Fear is a natural reaction to danger, but irrational fear caused by a relatively harmless situation, activity, or object is a phobia.
Step 1: Get anxious in enclosed places Look for uncontrollable anxiety in enclosed places, such as airplanes, trains, and cars in traffic.
TIP: Think about whether you have to open windows or sit near an exit in enclosed places, which is a common symptom.
Step 2: Avoid enclosed places Ask yourself if you do everything you can to avoid being in enclosed tunnels. Claustrophobic people are afraid of being suffocated or trapped and avoid elevators and tunnels.
Step 3: Examine your life Examine your daily life. If you are so afraid of enclosed places that it actually disrupts your normal routine, you may be suffering from claustrophobia.
Step 4: Know your fears are irrational Know your fears are irrational. If you exhibit these symptoms and know that they are irrational but can't stop them, then you may be claustrophobic.

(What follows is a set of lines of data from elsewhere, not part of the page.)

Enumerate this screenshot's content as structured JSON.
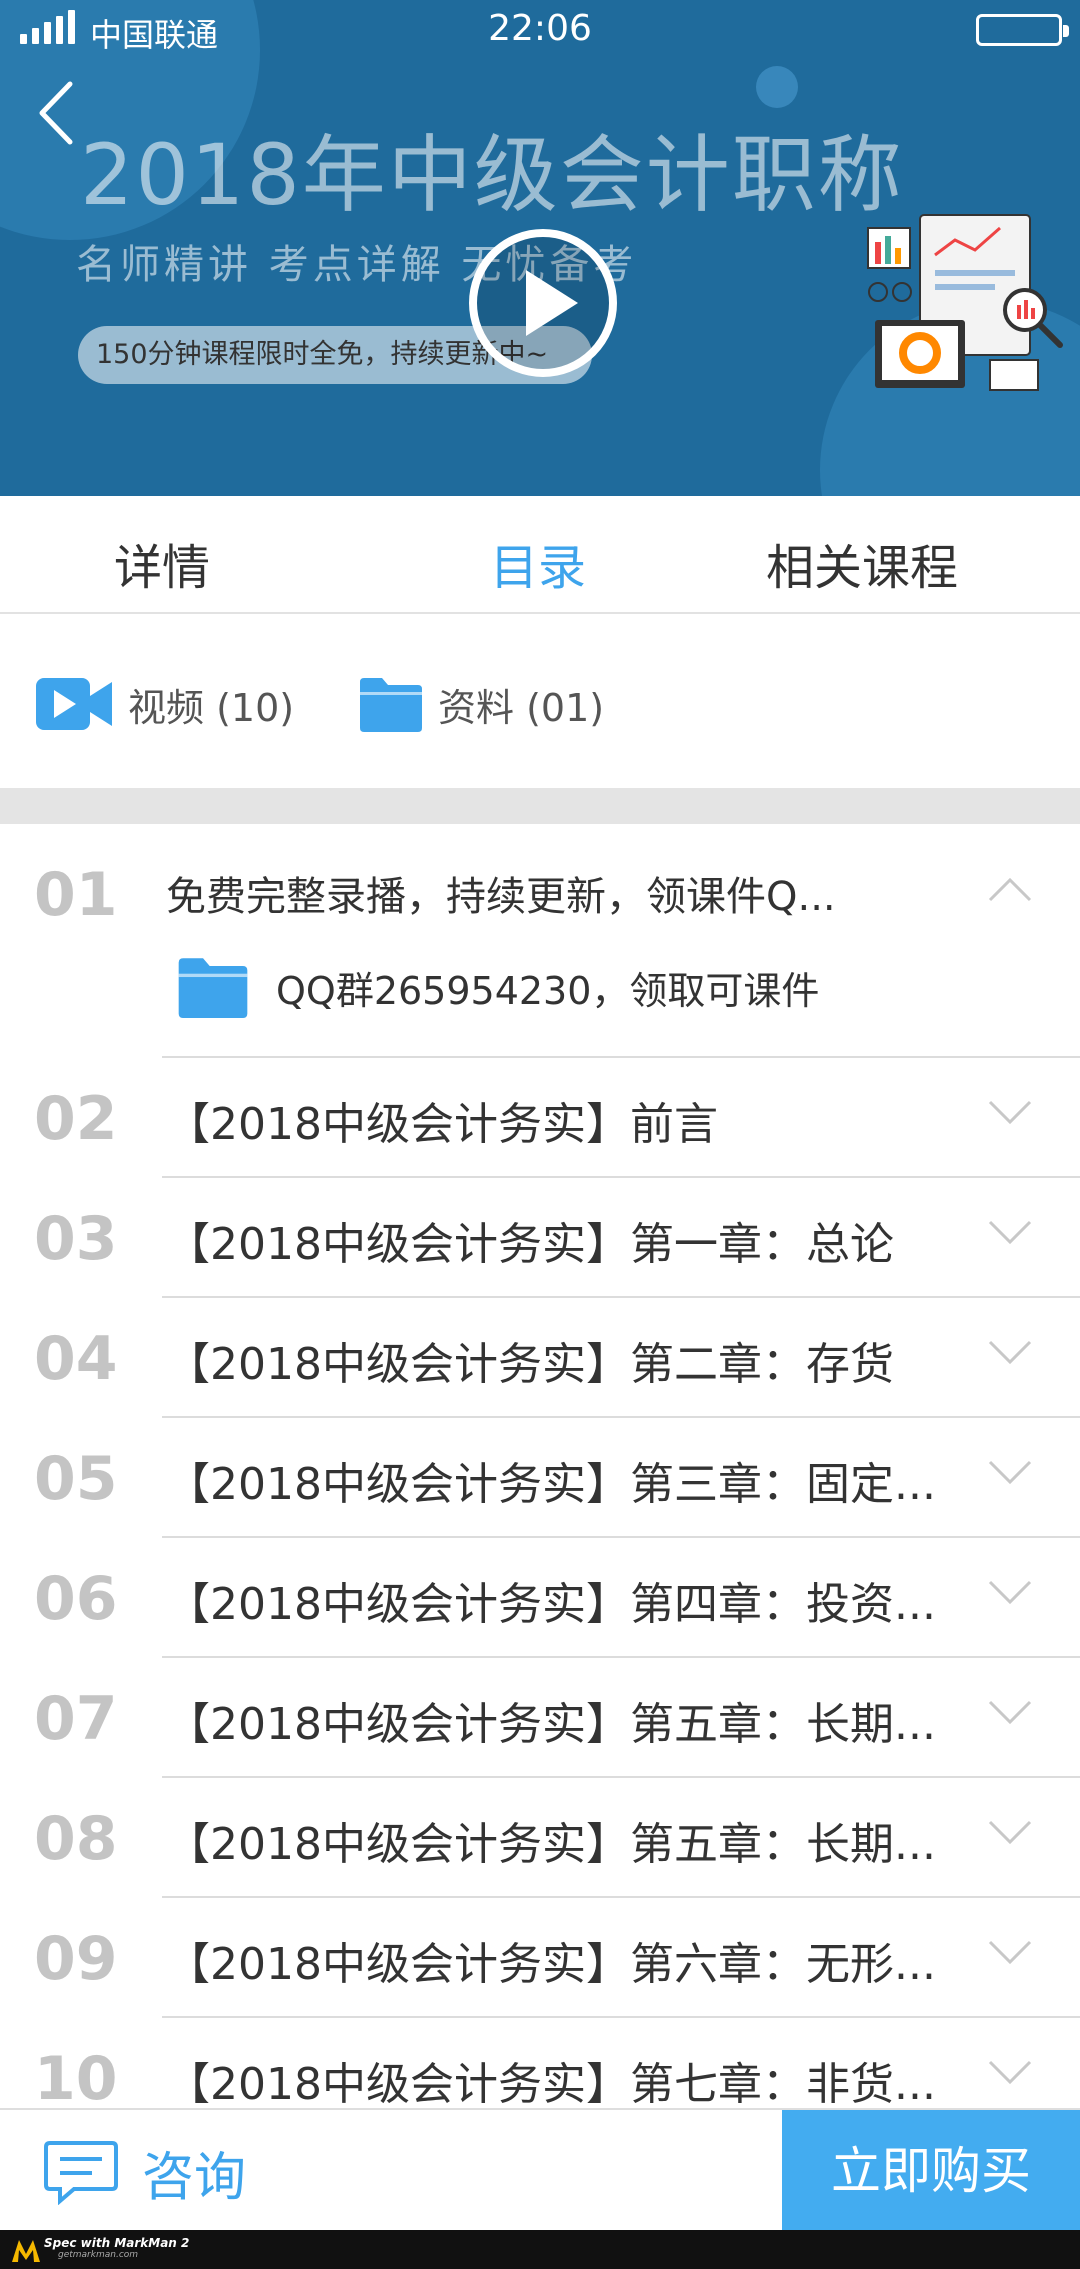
{
  "status_bar": {
    "carrier": "中国联通",
    "time": "22:06"
  },
  "banner": {
    "title": "2018年中级会计职称",
    "subtitle": "名师精讲   考点详解   无忧备考",
    "pill_text": "150分钟课程限时全免，持续更新中~"
  },
  "tabs": [
    {
      "label": "详情",
      "active": false
    },
    {
      "label": "目录",
      "active": true
    },
    {
      "label": "相关课程",
      "active": false
    }
  ],
  "filters": {
    "video": {
      "label": "视频 (10)",
      "icon": "video-camera-icon"
    },
    "material": {
      "label": "资料 (01)",
      "icon": "folder-icon"
    }
  },
  "chapters": [
    {
      "num": "01",
      "title": "免费完整录播，持续更新，领课件Q...",
      "expanded": true,
      "sub_item": {
        "label": "QQ群265954230，领取可课件",
        "icon": "folder-icon"
      }
    },
    {
      "num": "02",
      "title": "【2018中级会计务实】前言",
      "expanded": false
    },
    {
      "num": "03",
      "title": "【2018中级会计务实】第一章：总论",
      "expanded": false
    },
    {
      "num": "04",
      "title": "【2018中级会计务实】第二章：存货",
      "expanded": false
    },
    {
      "num": "05",
      "title": "【2018中级会计务实】第三章：固定...",
      "expanded": false
    },
    {
      "num": "06",
      "title": "【2018中级会计务实】第四章：投资...",
      "expanded": false
    },
    {
      "num": "07",
      "title": "【2018中级会计务实】第五章：长期...",
      "expanded": false
    },
    {
      "num": "08",
      "title": "【2018中级会计务实】第五章：长期...",
      "expanded": false
    },
    {
      "num": "09",
      "title": "【2018中级会计务实】第六章：无形...",
      "expanded": false
    },
    {
      "num": "10",
      "title": "【2018中级会计务实】第七章：非货...",
      "expanded": false
    }
  ],
  "bottom_bar": {
    "consult_label": "咨询",
    "buy_label": "立即购买"
  },
  "watermark": {
    "line1": "Spec with MarkMan 2",
    "line2": "getmarkman.com"
  },
  "colors": {
    "accent": "#3ea4ec",
    "banner_bg": "#1f6b9c",
    "buy_bg": "#43acf0",
    "number_gray": "#c4c4c4"
  }
}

Step 5: Look for physical reactions Look for physical reactions, such as sweating, an increased heart rate, difficulty breathing, panic, trembling, fainting, or nausea when faced with enclosed places.
Step 6: See a doctor See a doctor if you exhibit these systems. If just thinking about enclosed places provokes a reaction, then you may want to seek therapy to help you overcome your phobia and live your life to its fullest potential.
FACT: According to the National Institute of Medical Health, approximately 19 million Americans suffer from a specific phobia.